One number kept coming up.
Increasing your sense of belonging produces happiness gains six times larger than reducing your social media use.
Six times. From Oxford University and Gallup. The most cited happiness study on the planet.
Quick context on why this matters right now.
The US, Canada, Australia, New Zealand — youth happiness has dropped so badly in these countries that they rank 122nd to 133rd out of 136 countries in happiness changes over the last 15 years. Only countries in active conflict ranked lower. Girls in Western Europe using social media 7+ hours a day score nearly a full point lower on the global happiness scale than girls who use it under an hour. These are not small effects.
So everyone is asking the same question: is social media doing this?
The report’s answer is: partly, yes. But the more interesting finding is what actually fixes it.

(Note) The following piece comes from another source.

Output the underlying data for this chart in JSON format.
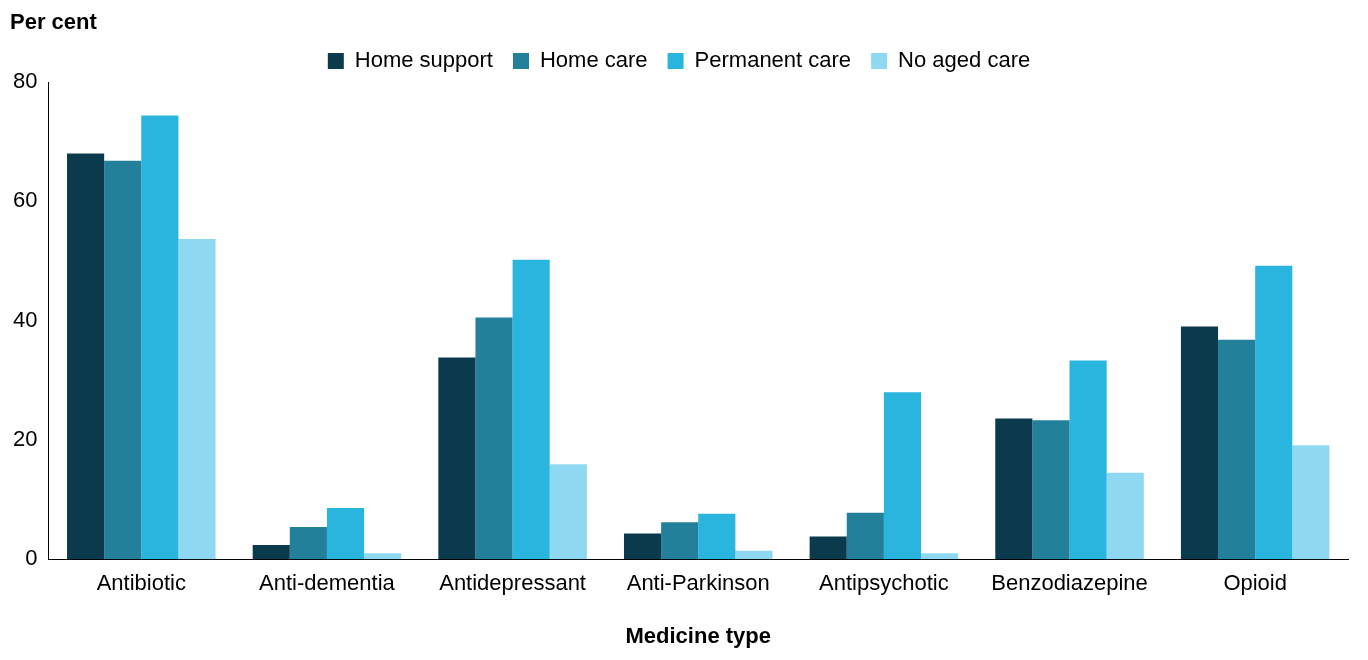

When researchers compared two things — cutting social media use versus building belonging — belonging won by a factor of six. Measured across 270,000 students in 47 countries. It’s the most robust finding in the study and almost nobody covered it because “belonging” doesn’t make as good a headline as “social media bad”.
What creates belonging? The report just says it plainly: repeated, in-person contact with people you care about, in contexts worth showing up to.
Which is, if you strip everything back, a dinner party. A gathering. Any room where real people show up for each other.
I’ve been building YourEventKit for a while now, and the honest version of why I think events matter has always been harder to articulate than “here are 257 tools”. This is the articulation. A well-run event isn’t a nice occasion — it’s the highest-ROI happiness investment the research has found. Six times higher than the thing everyone is trying to cut back on.
There’s one more finding worth knowing.
Most US college students in the study said they’d pay money to eliminate Instagram and TikTok from their community entirely. Not their own phones — everyone’s. They use these platforms because everyone else does. Opting out individually just makes you lonelier.
Economists call this a negative externality. Your heavy use makes me worse off, even if I barely use it.
Events are the opposite of that. Every extra person who shows up makes the thing better for everyone else. The value compounds. It’s a positive externality — one of the few left.
That’s the happiness ROI of a dinner party. It’s not vibes. It’s the data.